Gastrointestinal autonomic nerve tumours: a report of nine cases

We describe the clinicopathological features of gastrointestinal autonomic nerve tumours in nine patients where the diagnosis was confirmed by electronmicroscopy. Most patients presented with abdominal pain. At laparotomy, large intra‐abdominal tumour masses were found which tended to be cystic and haemorrhagic. The predominant histological patterns were nests, sheets and fascicles of spindle and epithelioid cells. Immunohistochemistry showed positive staining for neuron specific enolase (9/9), PGP 9.5 (9/9), NKI/C3 (7/9), vimentin (7/9), α‐smooth muscle actin (5/9), vasoactive intestinal peptide (3/9) and CD34/QBend10 (2/9). Grimelius staining was positive in two of nine cases. All tumours were negative for CAM 5.2, chromogranin, synaptophysin, Leu 7, neurofilament protein, muscle‐specific actin (HHF‐35) and desmin (D33). Ultrastructural examination showed cellular processes and dense‐core granules in all cases. Three tumours had microtubules and/or intermediate filaments, particularly in cell processes.
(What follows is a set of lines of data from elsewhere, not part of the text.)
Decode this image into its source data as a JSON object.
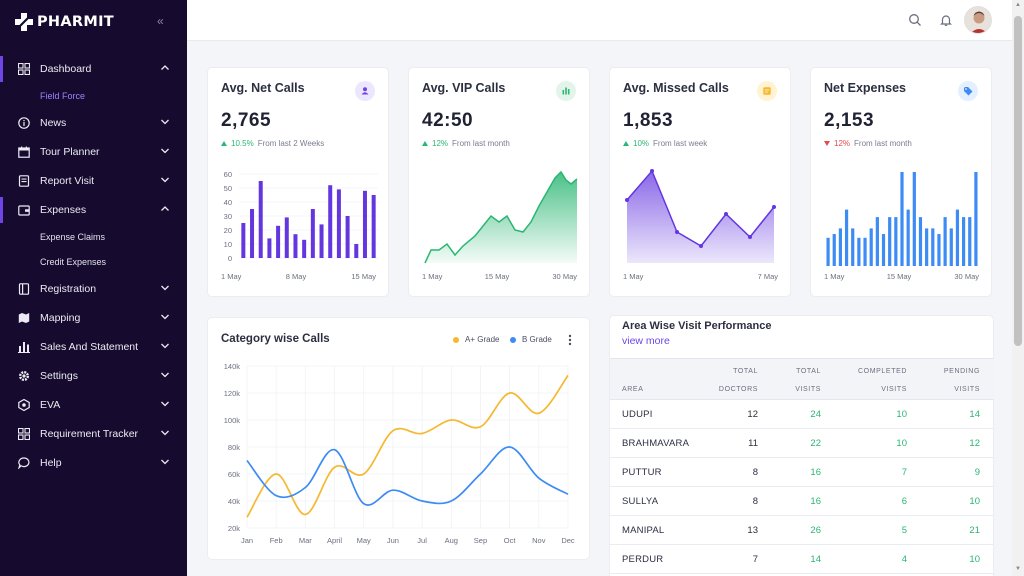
{
  "brand": {
    "name": "PHARMIT"
  },
  "sidebar": {
    "items": [
      {
        "label": "Dashboard",
        "icon": "dashboard-icon",
        "expanded": true,
        "sub": [
          "Field Force"
        ]
      },
      {
        "label": "News",
        "icon": "info-icon",
        "expanded": false
      },
      {
        "label": "Tour Planner",
        "icon": "calendar-icon",
        "expanded": false
      },
      {
        "label": "Report Visit",
        "icon": "report-icon",
        "expanded": false
      },
      {
        "label": "Expenses",
        "icon": "wallet-icon",
        "expanded": true,
        "sub": [
          "Expense Claims",
          "Credit Expenses"
        ]
      },
      {
        "label": "Registration",
        "icon": "book-icon",
        "expanded": false
      },
      {
        "label": "Mapping",
        "icon": "map-icon",
        "expanded": false
      },
      {
        "label": "Sales And Statement",
        "icon": "bar-chart-icon",
        "expanded": false
      },
      {
        "label": "Settings",
        "icon": "gear-icon",
        "expanded": false
      },
      {
        "label": "EVA",
        "icon": "robot-icon",
        "expanded": false
      },
      {
        "label": "Requirement Tracker",
        "icon": "grid-icon",
        "expanded": false
      },
      {
        "label": "Help",
        "icon": "chat-icon",
        "expanded": false
      }
    ]
  },
  "colors": {
    "accent": "#6f45e8",
    "sidebar_bg": "#160b2e",
    "green": "#2bb673",
    "red": "#e5484d",
    "bar_blue": "#3d8bf5",
    "gold": "#f5b82e"
  },
  "stats": [
    {
      "title": "Avg. Net Calls",
      "value": "2,765",
      "change": "10.5%",
      "note": "From last 2 Weeks",
      "dir": "up",
      "badge_icon": "user-icon",
      "badge_color": "#ece6ff",
      "chart": {
        "type": "bar",
        "color": "#6336e0",
        "yticks": [
          "60",
          "50",
          "40",
          "30",
          "20",
          "10",
          "0"
        ],
        "values": [
          25,
          35,
          55,
          14,
          23,
          29,
          17,
          13,
          35,
          24,
          52,
          49,
          30,
          10,
          48,
          45
        ],
        "xlabels": [
          "1 May",
          "8 May",
          "15 May"
        ]
      }
    },
    {
      "title": "Avg. VIP Calls",
      "value": "42:50",
      "change": "12%",
      "note": "From last month",
      "dir": "up",
      "badge_icon": "bar-chart-icon",
      "badge_color": "#e3f5ea",
      "chart": {
        "type": "area",
        "color": "#2bb673",
        "xlabels": [
          "1 May",
          "15 May",
          "30 May"
        ]
      }
    },
    {
      "title": "Avg. Missed Calls",
      "value": "1,853",
      "change": "10%",
      "note": "From last week",
      "dir": "up",
      "badge_icon": "note-icon",
      "badge_color": "#fff3d1",
      "chart": {
        "type": "line",
        "color": "#6336e0",
        "xlabels": [
          "1 May",
          "7 May"
        ]
      }
    },
    {
      "title": "Net Expenses",
      "value": "2,153",
      "change": "12%",
      "note": "From last month",
      "dir": "down",
      "badge_icon": "tag-icon",
      "badge_color": "#e4efff",
      "chart": {
        "type": "bar",
        "color": "#3d8bf5",
        "xlabels": [
          "1 May",
          "15 May",
          "30 May"
        ]
      }
    }
  ],
  "category_chart": {
    "title": "Category wise Calls",
    "legend": [
      {
        "name": "A+ Grade",
        "color": "#f5b82e"
      },
      {
        "name": "B Grade",
        "color": "#3d8bf5"
      }
    ]
  },
  "chart_data": {
    "type": "line",
    "title": "Category wise Calls",
    "categories": [
      "Jan",
      "Feb",
      "Mar",
      "April",
      "May",
      "Jun",
      "Jul",
      "Aug",
      "Sep",
      "Oct",
      "Nov",
      "Dec"
    ],
    "yticks": [
      "140k",
      "120k",
      "100k",
      "80k",
      "60k",
      "40k",
      "20k"
    ],
    "ylim": [
      20000,
      140000
    ],
    "grid": true,
    "legend_position": "top-right",
    "series": [
      {
        "name": "A+ Grade",
        "color": "#f5b82e",
        "values": [
          28000,
          60000,
          30000,
          65000,
          60000,
          92000,
          90000,
          100000,
          95000,
          120000,
          105000,
          133000
        ]
      },
      {
        "name": "B Grade",
        "color": "#3d8bf5",
        "values": [
          70000,
          44000,
          50000,
          78000,
          38000,
          48000,
          40000,
          40000,
          60000,
          80000,
          57000,
          45000
        ]
      }
    ]
  },
  "area_table": {
    "title": "Area Wise Visit Performance",
    "view_more": "view more",
    "headers": [
      [
        "",
        "AREA"
      ],
      [
        "TOTAL",
        "DOCTORS"
      ],
      [
        "TOTAL",
        "VISITS"
      ],
      [
        "COMPLETED",
        "VISITS"
      ],
      [
        "PENDING",
        "VISITS"
      ]
    ],
    "rows": [
      [
        "UDUPI",
        "12",
        "24",
        "10",
        "14"
      ],
      [
        "BRAHMAVARA",
        "11",
        "22",
        "10",
        "12"
      ],
      [
        "PUTTUR",
        "8",
        "16",
        "7",
        "9"
      ],
      [
        "SULLYA",
        "8",
        "16",
        "6",
        "10"
      ],
      [
        "MANIPAL",
        "13",
        "26",
        "5",
        "21"
      ],
      [
        "PERDUR",
        "7",
        "14",
        "4",
        "10"
      ]
    ]
  }
}
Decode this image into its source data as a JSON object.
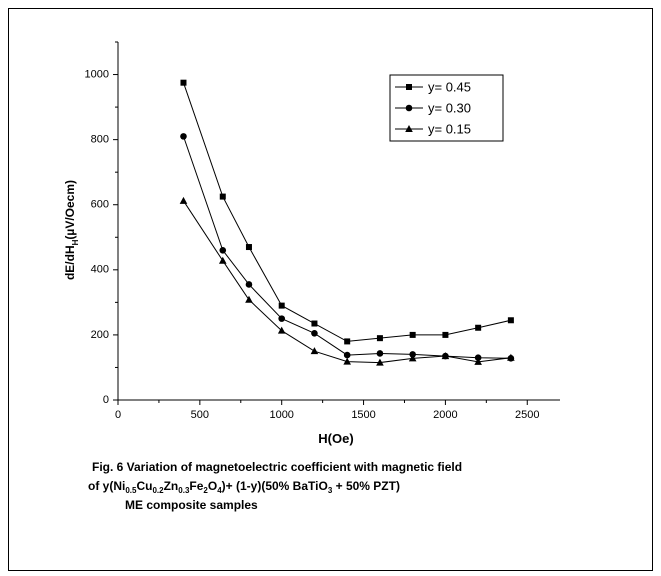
{
  "chart_data": {
    "type": "line",
    "x_label": "H(Oe)",
    "y_label": [
      "dE/dH",
      "H",
      "(µV/Oecm)"
    ],
    "caption": [
      [
        "Fig. 6 Variation of magnetoelectric coefficient with magnetic field"
      ],
      [
        "of y(Ni",
        "0.5",
        "Cu",
        "0.2",
        "Zn",
        "0.3",
        "Fe",
        "2",
        "O",
        "4",
        ")+ (1-y)(50% BaTiO",
        "3",
        " + 50% PZT)"
      ],
      [
        "ME composite samples"
      ]
    ],
    "x": [
      400,
      640,
      800,
      1000,
      1200,
      1400,
      1600,
      1800,
      2000,
      2200,
      2400
    ],
    "series": [
      {
        "name": "y= 0.45",
        "color": "#000000",
        "marker": "square",
        "values": [
          975,
          625,
          470,
          290,
          235,
          180,
          190,
          200,
          200,
          222,
          245
        ]
      },
      {
        "name": "y= 0.30",
        "color": "#000000",
        "marker": "circle",
        "values": [
          810,
          460,
          355,
          250,
          205,
          138,
          143,
          140,
          135,
          130,
          128
        ]
      },
      {
        "name": "y= 0.15",
        "color": "#000000",
        "marker": "triangle",
        "values": [
          612,
          428,
          308,
          213,
          150,
          118,
          115,
          128,
          135,
          117,
          130
        ]
      }
    ],
    "xlim": [
      0,
      2700
    ],
    "xticks": [
      0,
      500,
      1000,
      1500,
      2000,
      2500
    ],
    "xminor": [
      250,
      750,
      1250,
      1750,
      2250
    ],
    "ylim": [
      0,
      1100
    ],
    "yticks": [
      0,
      200,
      400,
      600,
      800,
      1000
    ],
    "yminor": [
      100,
      300,
      500,
      700,
      900,
      1100
    ],
    "legend": "upper-right"
  }
}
Skeinoid fibres were seen in three cases. No convincing synapses or small (synaptic‐type) vesicles were identified. There was no evidence of epithelial, smooth muscle or nerve sheath differentiation. Two patients died due to tumour, two died of unknown causes and the remainder are alive 2–44 months after presentation. Four of the five survivors have recurrent/residual intra‐abdominal tumour. So‐called gastrointestinal autonomic nerve tumours are apparently slow‐growing malignant tumours showing neuronal differentiation. Four cases arose in the mesentery/retroperitoneum or omentum rather than bowel wall and therefore a more appropriate nomenclature might be intra‐abdominal stromal tumour with neuronal differentiation.